The Seven Phases of Change

AAPL Editorial Team

January 8, 2022


Abstract:

Career transitions are all about change. For physician leaders considering a different path, Frank Cohen and Owen Dahl reflect on the Seven Phases of Change in their book, Lean Six Sigma for Medical Practice. Change is such an important and common event that many organizations have people whose sole responsibility is change management.




Career transitions are all about change. For physician leaders considering a different path, Frank Cohen and Owen Dahl reflect on the Seven Phases of Change in their book, Lean Six Sigma for Medical Practice.

Change is such an important and common event that many organizations have people whose sole responsibility is change management. And change management is often a discipline defined more by psychology than by business acumen.

Change is, in fact, like most everything else, a process. And like every other process, it involves a series of steps that are necessary to reach a successful conclusion.

It’s quite interesting, actually, that the steps (or phases) associated with the change process are not dissimilar to the five phases of death. In fact, many workers are more fearful of change than of death.

They cite a 2001 article “Managing Change — Definition and Phases in Change Processes,” in which Oliver Recklies identifies seven distinct phases by which people perceive change.

  • Phase 1—Shock and Surprise: People can confront unexpected change “by accident” (e.g., losses in particular business units) or through planned events (e.g., workshops for personal development and team performance improvement). These situations make people realize that their own patterns of doing things are not suitable for the new conditions. Thus, their own perceived competence decreases.

  • Phase 2—Denial and Refusal: People activate values to support their conviction that change is not necessary. Hence, they believe there is no need for change; their perceived competency increases again.

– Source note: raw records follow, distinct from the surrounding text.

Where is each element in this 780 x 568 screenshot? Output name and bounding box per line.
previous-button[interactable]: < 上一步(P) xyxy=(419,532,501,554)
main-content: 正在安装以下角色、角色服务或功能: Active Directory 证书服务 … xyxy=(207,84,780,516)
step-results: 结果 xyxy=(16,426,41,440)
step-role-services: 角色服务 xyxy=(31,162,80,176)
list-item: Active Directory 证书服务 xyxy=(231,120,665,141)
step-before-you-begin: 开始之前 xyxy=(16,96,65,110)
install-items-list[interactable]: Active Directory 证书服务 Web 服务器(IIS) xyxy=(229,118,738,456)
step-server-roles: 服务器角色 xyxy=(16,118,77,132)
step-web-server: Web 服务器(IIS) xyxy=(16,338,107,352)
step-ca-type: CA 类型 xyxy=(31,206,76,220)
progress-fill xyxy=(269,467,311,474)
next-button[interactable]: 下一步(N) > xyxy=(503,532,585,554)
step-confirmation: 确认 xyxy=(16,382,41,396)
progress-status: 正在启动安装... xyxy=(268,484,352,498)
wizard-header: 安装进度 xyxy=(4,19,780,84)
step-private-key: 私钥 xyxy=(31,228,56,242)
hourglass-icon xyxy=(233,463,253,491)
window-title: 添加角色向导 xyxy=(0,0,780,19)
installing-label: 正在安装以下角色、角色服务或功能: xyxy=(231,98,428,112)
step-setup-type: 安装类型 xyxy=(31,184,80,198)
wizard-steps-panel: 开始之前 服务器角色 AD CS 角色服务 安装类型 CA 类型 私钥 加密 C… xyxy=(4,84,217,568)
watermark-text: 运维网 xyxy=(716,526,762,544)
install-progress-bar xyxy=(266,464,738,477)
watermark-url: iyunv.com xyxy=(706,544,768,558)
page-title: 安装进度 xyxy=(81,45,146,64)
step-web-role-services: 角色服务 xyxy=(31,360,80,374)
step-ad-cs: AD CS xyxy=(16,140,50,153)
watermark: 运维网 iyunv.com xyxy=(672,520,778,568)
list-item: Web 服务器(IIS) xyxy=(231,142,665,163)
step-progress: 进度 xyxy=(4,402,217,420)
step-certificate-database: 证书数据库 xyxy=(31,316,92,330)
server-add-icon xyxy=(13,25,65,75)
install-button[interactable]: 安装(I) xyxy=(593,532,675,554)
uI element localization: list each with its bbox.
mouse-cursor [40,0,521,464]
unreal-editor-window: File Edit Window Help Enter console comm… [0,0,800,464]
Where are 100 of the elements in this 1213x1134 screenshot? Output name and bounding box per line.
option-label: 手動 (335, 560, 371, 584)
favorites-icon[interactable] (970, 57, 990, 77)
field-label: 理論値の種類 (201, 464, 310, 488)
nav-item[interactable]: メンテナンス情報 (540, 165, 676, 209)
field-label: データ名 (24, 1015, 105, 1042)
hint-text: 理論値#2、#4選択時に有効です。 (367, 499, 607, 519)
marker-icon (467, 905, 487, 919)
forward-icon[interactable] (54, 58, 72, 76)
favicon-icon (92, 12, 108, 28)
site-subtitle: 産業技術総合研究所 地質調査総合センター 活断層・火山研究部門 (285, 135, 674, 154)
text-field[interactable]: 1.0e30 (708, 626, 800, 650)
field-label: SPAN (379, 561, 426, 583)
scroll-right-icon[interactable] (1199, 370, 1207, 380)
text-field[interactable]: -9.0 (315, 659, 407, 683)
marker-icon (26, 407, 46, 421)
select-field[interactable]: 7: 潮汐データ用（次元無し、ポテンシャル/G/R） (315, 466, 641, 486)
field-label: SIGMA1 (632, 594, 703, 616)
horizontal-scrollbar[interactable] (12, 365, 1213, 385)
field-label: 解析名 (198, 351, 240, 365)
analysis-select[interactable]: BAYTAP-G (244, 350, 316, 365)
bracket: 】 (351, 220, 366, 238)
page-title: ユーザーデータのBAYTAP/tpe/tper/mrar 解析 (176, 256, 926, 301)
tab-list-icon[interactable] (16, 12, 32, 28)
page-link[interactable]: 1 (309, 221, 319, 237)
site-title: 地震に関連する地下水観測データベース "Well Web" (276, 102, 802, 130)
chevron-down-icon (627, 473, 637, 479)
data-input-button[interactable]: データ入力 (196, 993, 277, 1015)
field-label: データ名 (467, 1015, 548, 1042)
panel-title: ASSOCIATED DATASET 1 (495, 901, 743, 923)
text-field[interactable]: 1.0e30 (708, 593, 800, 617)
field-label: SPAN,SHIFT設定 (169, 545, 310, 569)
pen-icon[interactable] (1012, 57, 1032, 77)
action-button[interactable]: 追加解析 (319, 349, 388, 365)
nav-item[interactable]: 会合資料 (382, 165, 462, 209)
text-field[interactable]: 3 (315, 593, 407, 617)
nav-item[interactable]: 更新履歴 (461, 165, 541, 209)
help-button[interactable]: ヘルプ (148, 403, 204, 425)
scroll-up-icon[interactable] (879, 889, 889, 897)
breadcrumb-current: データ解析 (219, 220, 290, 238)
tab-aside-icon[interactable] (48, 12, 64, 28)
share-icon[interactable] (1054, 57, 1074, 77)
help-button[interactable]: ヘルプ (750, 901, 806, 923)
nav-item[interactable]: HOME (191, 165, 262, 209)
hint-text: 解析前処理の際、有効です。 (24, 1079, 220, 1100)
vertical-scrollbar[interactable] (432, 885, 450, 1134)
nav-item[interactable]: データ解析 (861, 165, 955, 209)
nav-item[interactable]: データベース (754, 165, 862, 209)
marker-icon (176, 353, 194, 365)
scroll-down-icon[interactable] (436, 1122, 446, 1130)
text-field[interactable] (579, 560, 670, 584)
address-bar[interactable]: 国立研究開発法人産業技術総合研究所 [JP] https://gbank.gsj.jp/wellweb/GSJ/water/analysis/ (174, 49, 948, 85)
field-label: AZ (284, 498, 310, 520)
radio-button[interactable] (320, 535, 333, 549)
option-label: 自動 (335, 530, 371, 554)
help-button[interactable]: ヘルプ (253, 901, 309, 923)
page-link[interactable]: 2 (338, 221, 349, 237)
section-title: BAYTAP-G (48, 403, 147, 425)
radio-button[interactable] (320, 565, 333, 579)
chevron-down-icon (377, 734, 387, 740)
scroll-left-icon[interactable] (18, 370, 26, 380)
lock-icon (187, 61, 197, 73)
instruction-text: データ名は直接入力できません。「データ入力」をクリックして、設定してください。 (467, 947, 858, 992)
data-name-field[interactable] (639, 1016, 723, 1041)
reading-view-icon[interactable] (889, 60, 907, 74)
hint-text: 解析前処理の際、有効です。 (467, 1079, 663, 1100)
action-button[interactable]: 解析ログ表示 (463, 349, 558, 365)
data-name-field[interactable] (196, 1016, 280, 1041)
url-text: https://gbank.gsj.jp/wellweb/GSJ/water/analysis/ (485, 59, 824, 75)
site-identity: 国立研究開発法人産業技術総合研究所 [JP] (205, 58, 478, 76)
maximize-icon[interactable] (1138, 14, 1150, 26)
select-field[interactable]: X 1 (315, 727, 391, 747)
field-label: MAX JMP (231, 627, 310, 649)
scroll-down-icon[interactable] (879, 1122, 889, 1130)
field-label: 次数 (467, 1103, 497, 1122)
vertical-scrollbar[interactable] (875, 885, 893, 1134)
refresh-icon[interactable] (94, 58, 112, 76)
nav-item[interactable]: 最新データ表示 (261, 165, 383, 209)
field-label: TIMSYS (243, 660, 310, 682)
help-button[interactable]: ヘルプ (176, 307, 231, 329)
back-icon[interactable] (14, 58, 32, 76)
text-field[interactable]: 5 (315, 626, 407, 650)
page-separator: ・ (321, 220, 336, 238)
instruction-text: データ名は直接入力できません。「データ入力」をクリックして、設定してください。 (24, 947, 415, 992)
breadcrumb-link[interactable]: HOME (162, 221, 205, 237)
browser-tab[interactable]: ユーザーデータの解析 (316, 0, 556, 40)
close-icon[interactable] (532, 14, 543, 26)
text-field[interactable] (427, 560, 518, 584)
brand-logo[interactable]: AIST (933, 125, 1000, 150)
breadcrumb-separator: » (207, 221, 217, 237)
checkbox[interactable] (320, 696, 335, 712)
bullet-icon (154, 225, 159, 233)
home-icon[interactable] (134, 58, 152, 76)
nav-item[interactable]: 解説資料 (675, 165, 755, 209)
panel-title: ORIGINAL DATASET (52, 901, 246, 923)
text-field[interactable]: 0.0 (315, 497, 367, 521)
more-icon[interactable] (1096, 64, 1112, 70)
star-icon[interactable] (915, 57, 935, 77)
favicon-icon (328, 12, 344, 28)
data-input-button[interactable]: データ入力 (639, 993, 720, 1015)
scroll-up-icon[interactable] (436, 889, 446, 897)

  • Phase 3—Rational Understanding: People realize the need for change. Their perceived competence decreases again. They focus on finding short-term solutions and thus cure only the symptoms. They are not willing to change their own patterns of behavior.

  • Phase 4—Emotional Acceptance: This phase, which is also called “crisis,” is the most important one. Only if people are willing to change values, beliefs, and behaviors, will organizations be able to develop people’s real potential. In the worst case, however, change processes are stopped or slowed down here.

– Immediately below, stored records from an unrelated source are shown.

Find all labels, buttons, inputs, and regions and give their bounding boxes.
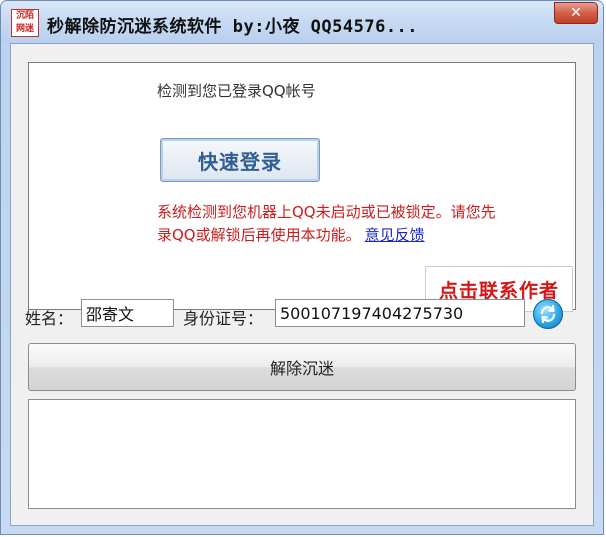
identity-form: 姓名： 身份证号：	[25, 299, 585, 329]
info-panel: 检测到您已登录QQ帐号 快速登录 系统检测到您机器上QQ未启动或已被锁定。请您先…	[28, 62, 577, 312]
refresh-button[interactable]	[533, 299, 563, 329]
unlock-addiction-button[interactable]: 解除沉迷	[28, 343, 576, 391]
window-title: 秒解除防沉迷系统软件 by:小夜 QQ54576...	[47, 17, 419, 37]
id-number-input[interactable]	[275, 299, 525, 327]
warning-line-2-text: 录QQ或解锁后再使用本功能。	[157, 226, 361, 244]
warning-line-1: 系统检测到您机器上QQ未启动或已被锁定。请您先	[157, 203, 496, 221]
quick-login-button[interactable]: 快速登录	[160, 138, 320, 182]
app-logo-text-top: 沉陌	[15, 11, 34, 21]
close-button[interactable]: ✕	[554, 2, 598, 24]
app-logo-text-bottom: 网迷	[15, 24, 34, 34]
warning-message: 系统检测到您机器上QQ未启动或已被锁定。请您先 录QQ或解锁后再使用本功能。 意见…	[157, 201, 577, 247]
name-label: 姓名：	[25, 309, 74, 328]
app-window: 沉陌 网迷 秒解除防沉迷系统软件 by:小夜 QQ54576... ✕ 检测到您…	[0, 0, 604, 535]
title-bar[interactable]: 沉陌 网迷 秒解除防沉迷系统软件 by:小夜 QQ54576... ✕	[1, 1, 603, 43]
refresh-icon	[540, 304, 556, 324]
id-number-label: 身份证号：	[183, 309, 264, 328]
name-input[interactable]	[81, 299, 174, 327]
feedback-link[interactable]: 意见反馈	[365, 226, 425, 244]
close-icon: ✕	[570, 5, 582, 21]
app-logo-icon: 沉陌 网迷	[11, 9, 39, 37]
output-log[interactable]	[28, 399, 576, 509]
warning-line-2: 录QQ或解锁后再使用本功能。 意见反馈	[157, 224, 577, 247]
login-status-text: 检测到您已登录QQ帐号	[157, 82, 316, 100]
client-area: 检测到您已登录QQ帐号 快速登录 系统检测到您机器上QQ未启动或已被锁定。请您先…	[10, 43, 594, 526]
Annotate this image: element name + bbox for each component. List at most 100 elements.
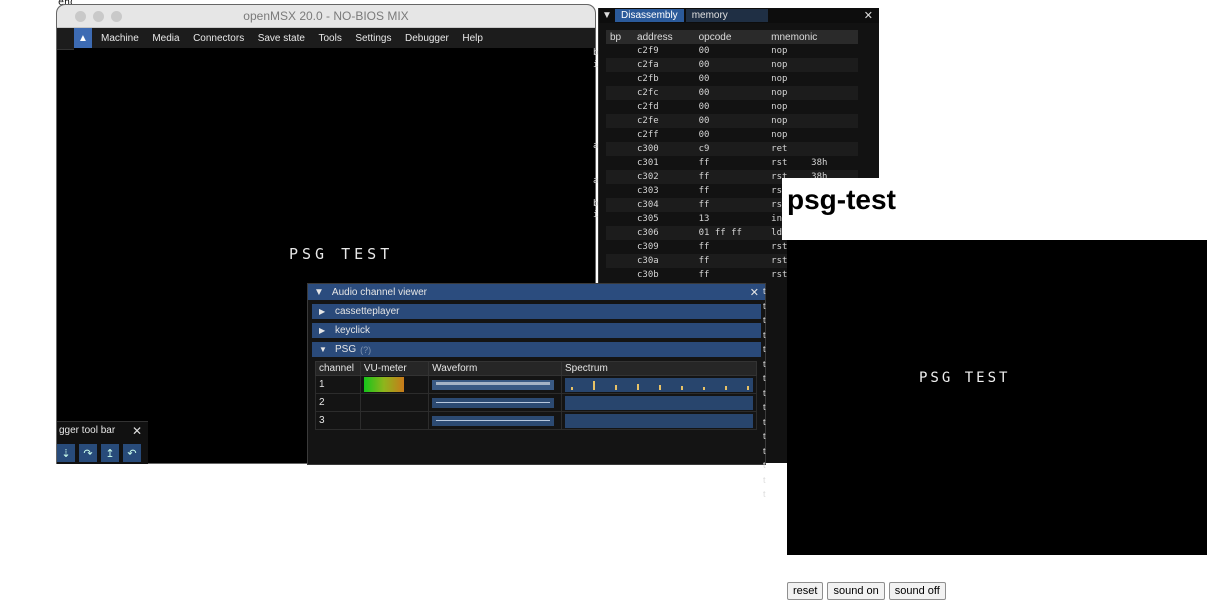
menu-bar: ▲ Machine Media Connectors Save state To… [57,28,595,50]
menu-tools[interactable]: Tools [318,33,341,44]
tab-disassembly[interactable]: Disassembly [615,9,684,22]
edge-char: t [763,358,766,369]
tab-memory[interactable]: memory [685,9,768,22]
step-over-icon[interactable]: ↷ [79,444,97,462]
opcode-cell: ff [694,170,768,184]
column-header-address[interactable]: address [633,30,695,44]
collapse-triangle-icon[interactable]: ▼ [599,10,615,21]
audio-channel-viewer: ▼ Audio channel viewer ✕ ▶ cassetteplaye… [307,283,766,499]
opcode-cell: 01 ff ff [694,226,768,240]
disassembly-side-chars: biaabi [593,48,598,222]
table-row[interactable]: c2fc 00 nop [606,86,858,100]
table-row[interactable]: c2ff 00 nop [606,128,858,142]
mnemonic-cell: nop [767,72,858,86]
vu-meter-bar [363,377,404,392]
bp-cell [606,240,633,254]
step-in-icon[interactable]: ⇣ [57,444,75,462]
menu-machine[interactable]: Machine [101,33,139,44]
table-row[interactable]: c2f9 00 nop [606,44,858,58]
section-psg[interactable]: ▼ PSG (?) [312,342,761,357]
vu-meter-cell [359,411,430,430]
edge-char: t [763,474,766,485]
close-icon[interactable]: ✕ [864,9,873,22]
address-cell: c2ff [637,130,659,140]
menu-connectors[interactable]: Connectors [193,33,244,44]
mnemonic-text: nop [771,46,788,56]
opcode-cell: 00 [694,114,768,128]
side-char: b [593,198,599,209]
edge-char: t [763,402,766,412]
table-row[interactable]: c2fa 00 nop [606,58,858,72]
close-icon[interactable]: ✕ [132,424,142,438]
spectrum-cell [561,393,757,412]
collapse-triangle-icon[interactable]: ▼ [314,287,324,298]
vu-meter-cell [359,393,430,412]
reset-button[interactable]: reset [787,582,824,600]
edge-char: t [763,431,766,441]
mnemonic-cell: nop [767,114,858,128]
menu-debugger[interactable]: Debugger [405,33,449,44]
window-titlebar[interactable]: openMSX 20.0 - NO-BIOS MIX [57,5,595,28]
mnemonic-text: rst [771,158,788,168]
waveform-plot [432,415,555,426]
section-keyclick[interactable]: ▶ keyclick [312,323,761,338]
help-hint[interactable]: (?) [360,345,371,355]
opcode-cell: 00 [698,46,710,56]
table-row[interactable]: c2fb 00 nop [606,72,858,86]
bp-cell [606,198,634,212]
mnemonic-text: nop [771,74,788,84]
edge-char: t [763,460,766,470]
address-cell: c2fa [633,58,695,72]
opcode-cell: ff [698,242,710,252]
step-back-icon[interactable]: ↶ [123,444,141,462]
spectrum-plot [565,395,753,410]
channel-number: 3 [315,411,361,430]
opcode-cell: 00 [694,86,768,100]
emulator-canvas[interactable]: PSG TEST [787,240,1207,555]
section-cassetteplayer[interactable]: ▶ cassetteplayer [312,304,761,319]
mnemonic-cell: nop [767,128,858,142]
control-buttons: reset sound on sound off [787,582,946,600]
spectrum-peak [659,384,661,390]
debugger-toolbar: gger tool bar ✕ ⇣ ↷ ↥ ↶ [57,421,148,464]
table-row: 2 [315,393,757,412]
column-header-opcode[interactable]: opcode [694,30,768,44]
sound-off-button[interactable]: sound off [888,582,946,600]
column-header-vu-meter: VU-meter [359,361,430,376]
collapse-triangle-icon: ▼ [319,345,327,354]
menu-media[interactable]: Media [152,33,179,44]
mnemonic-cell: nop [767,44,858,58]
spectrum-cell [561,375,757,394]
bp-cell [606,58,634,72]
table-row[interactable]: c2fe 00 nop [606,114,858,128]
bp-cell [606,72,633,86]
collapse-triangle-icon[interactable]: ▲ [74,28,92,49]
menu-settings[interactable]: Settings [355,33,391,44]
column-header-mnemonic[interactable]: mnemonic [767,30,858,44]
menu-help[interactable]: Help [462,33,483,44]
table-row[interactable]: c2fd 00 nop [606,100,858,114]
opcode-cell: 00 [698,102,710,112]
audio-viewer-right-edge-chars: ttttttttttttttt [763,284,766,502]
address-cell: c303 [637,186,659,196]
mnemonic-text: nop [771,88,788,98]
column-header-bp[interactable]: bp [606,30,634,44]
step-out-icon[interactable]: ↥ [101,444,119,462]
bp-cell [606,170,634,184]
spectrum-peak [615,384,617,390]
mnemonic-cell: rst 38h [767,156,858,170]
bp-cell [606,184,633,198]
address-cell: c30b [637,270,659,280]
address-cell: c2fe [633,114,695,128]
table-row[interactable]: c300 c9 ret [606,142,858,156]
side-char: a [593,140,599,151]
address-cell: c2fb [637,74,659,84]
address-cell: c2fd [637,102,659,112]
audio-viewer-header[interactable]: ▼ Audio channel viewer ✕ [308,284,765,300]
edge-char: t [763,315,766,325]
close-icon[interactable]: ✕ [750,286,759,299]
table-row[interactable]: c301 ff rst 38h [606,156,858,170]
menu-save-state[interactable]: Save state [258,33,305,44]
sound-on-button[interactable]: sound on [827,582,885,600]
channel-number: 1 [315,375,361,394]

  • Phase 5—Exercising and Learning: The new acceptance of change creates a new willingness for learning. People start to try new behaviors and processes. They experience success and failure. It is the change that managers use to create some early wins (e.g., by starting with easier projects). This leads to an increase in peoples’ own perceived competence.

  • Phase 6—Realization: People gather more information by learning and exercising. This knowledge has a feedback effect; people understand which behavior is effective in which situation. This, in turn, opens their minds for new experiences. These extended patterns of behavior increase organizational flexibility. Perceived competency reaches a higher level than before the change.

  • Phase 7—Integration: People totally integrate their newly acquired patterns of thinking and acting. The new behaviors become routine.

Management’s willingness to embrace both the change itself as well as the emotional manifestation that change creates is what is necessary to ensure transitional events with the least amount of resistance. The pain is not in the change; it’s in the resistance.

Excerpted from Lean Six Sigma for the Medical Practice: Improving Profitability by Improving Processes by Frank Cohen, MPA, and Owen Dahl, MBA, LFACHE, CHBC, LSSMBB.